Ci è sembrato fuori luogo anche la lettura moralistica della vincenda da parte di alcuni mezzi di informazione e la tendenza a criminalizzare i genitori biologici e, viceversa, a considerare “eroi” i coniugi che si sono offerti di adottare il bimbo Down. La voglia di ergersi a giudici ci sembra del tutto inopportuna. Siamo certi che per i genitori biologici, giovanissimi, probabilmente poco informati ed impauriti, la decisione non sia stata presa a cuore leggero.

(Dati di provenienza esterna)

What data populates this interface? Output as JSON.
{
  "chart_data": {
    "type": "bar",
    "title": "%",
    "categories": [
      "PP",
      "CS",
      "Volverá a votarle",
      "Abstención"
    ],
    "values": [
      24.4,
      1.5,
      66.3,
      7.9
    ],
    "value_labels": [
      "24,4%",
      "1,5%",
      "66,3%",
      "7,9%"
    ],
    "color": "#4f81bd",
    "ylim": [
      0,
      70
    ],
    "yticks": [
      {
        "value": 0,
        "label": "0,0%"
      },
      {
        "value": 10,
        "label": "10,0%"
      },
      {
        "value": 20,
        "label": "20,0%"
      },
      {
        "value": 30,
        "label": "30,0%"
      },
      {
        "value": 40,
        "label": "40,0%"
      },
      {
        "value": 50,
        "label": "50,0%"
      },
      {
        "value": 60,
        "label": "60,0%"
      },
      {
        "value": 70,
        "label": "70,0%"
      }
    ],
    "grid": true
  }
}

Anche per quanto riguarda i genitori aspiranti adottivi del bambino disabile c’è stato un difetto di informazione. Le adozioni difficili (o “di frontiera”) sono più frequenti di quanto si pensi. La cultura dell’accettazione del bambino diverso o problematico si va diffondendo. Importante sarebbe che a questa crescente e responsabile disponibilità delle coppie facesse riscontro un adeguato sostegno da parte delle istituzioni (Regioni, enti locali, magistratura minorile) e dei servizi sociali.

Un’ultima considerazione. Nella vicenda il diritto alla segretezza e il rispetto della vita privata sono stati violati. Numerosi indizi atti a identificare i protagonisti della vicenda (l’ospedale dove è avvenuto il parto gemellare, l’età e la residenza della coppia, l’ospedale dove avverrà l’intervento chirurgico, la residenza dei genitori aspiranti adottivi) sono stati resi noti. Ciò costituisce violazione della carta di Treviso, recepita dall’art. 7 del “Codice deontologico” dei giornalisti, della legge sulla privacy e delle norme che stabiliscono la segretezza in materia di adozione.